A mitad del banquete, cuando los vinos blancos del Rin habían sido honrados y los tintos del Mediterráneo comenzaban a llenar las copas, se inició la ronda de discursos. La llegada del faisán los interrumpió y sólo al final, servido el champán, regresó la elocuencia y los panegíricos se prolongaron hasta el café, para ahogarse definitivamente en las copas del coñac.
Don Fernando, mientras tanto, veía con inquietud que el banquete, pleno de salud ya, seguía sus propias leyes, sin que él hubiera tenido ocasión de hacerle al presidente sus confidencias.
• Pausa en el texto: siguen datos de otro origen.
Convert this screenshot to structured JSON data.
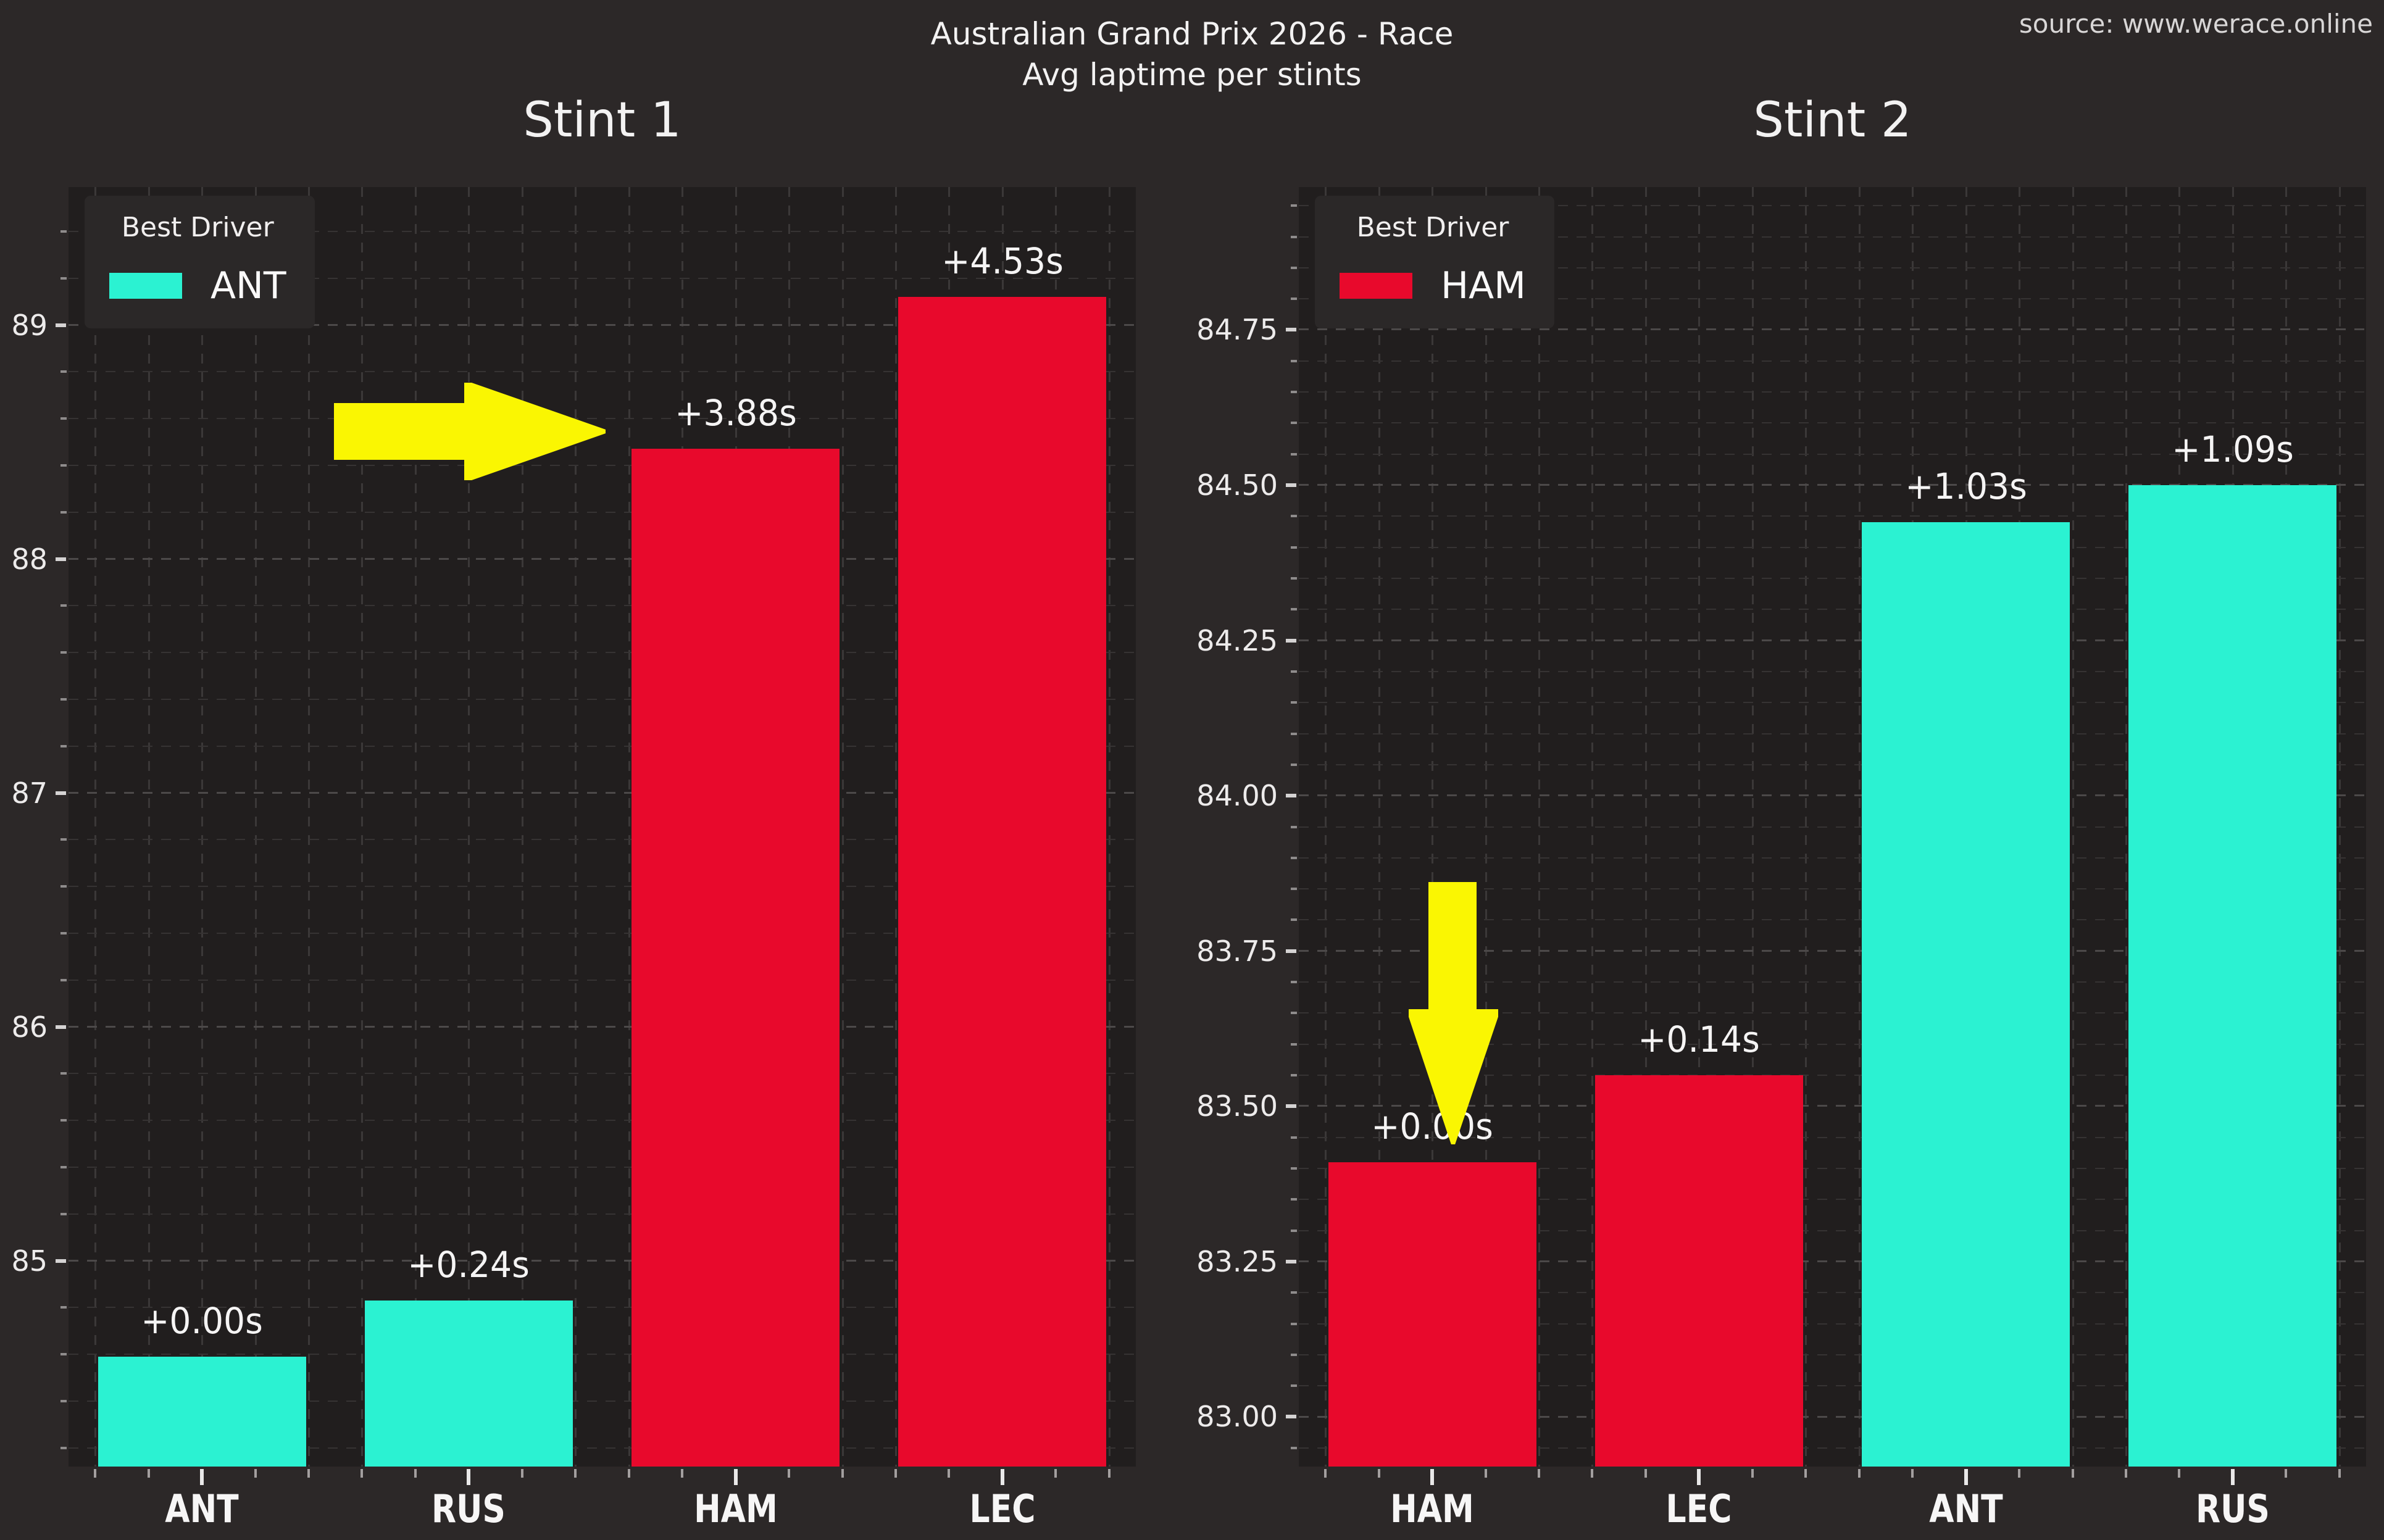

A pesar de haberse sentado, contra las reglas del protocolo, a la izquierda del agasajado, no encontraba el instante propicio para hacer un aparte. Para colmo, terminado el servicio, los comensales se levantaron para formar grupos amodorrados y digestónicos y él, en su papel de anfitrión, se vio obligado a correr de grupo en grupo para reanimarlos con copas de mentas, palmaditas, puros y paradojas.
Al fin, cerca de medianoche, cuando ya el ministro de gobierno, ebrio, se había visto forzado a una aparatosa retirada, don Fernando logró conducir al presidente a la salida de música y allí, sentados en uno de esos canapés, que en la corte de Versalles servían para declararse a una princesa o para desbaratar una coalición, le deslizó al oído su modesta.
-Pero no faltaba más (replicó el presidente). Justamente queda vacante en estos días la embajada de Roma. Mañana, en consejo de ministros, propondré su nombramiento, es decir, lo impondré. Y en lo que se refiere al ferrocarril sé que hay en diputados una comisión que hace meses discute ese proyecto. Pasado mañana citaré a mi despacho a todos sus miembros y a usted también, para que resuelvan el asunto en la forma que más convenga.
Una hora después el presidente se retiraba, luego de haber reiterado sus promesas. Lo siguieron sus ministros, el congreso, etc., en el orden preestablecido por los usos y costumbres. A las dos de la mañana quedaban todavía merodeando por el bar algunos cortesanos que no ostentaban ningún título y que esperaban aún el descorchamiento de alguna botella o la ocasión de llevarse a hurtadillas un cenicero de plata. Solamente a las tres de la mañana quedaron solos don Fernando y su mujer. Cambiando impresiones, haciendo auspiciosos proyectos, permanecieron hasta el alba entre los despojos de su inmenso festín. Por último se fueron a dormir con el convencimiento de que nunca caballero limeño había tirado con más gloria su casa por la ventana ni arriesgado su fortuna con tanta sagacidad.
A las doce del día, don Fernando fue despertado por los gritos de su mujer. Al abrir los ojos le vio penetrar en el dormitorio con un periódico abierto entre las manos. Arrebatándoselo, leyó los titulares y, sin proferir una exclamación, se desvaneció sobre la cama. En la madrugada, aprovechándose de la recepción, un ministro había dado un golpe de estado y el presidente había sido obligado a dimitir.

Julio Ramón Ribeyro, El banquete (Cuentos de circunstancias).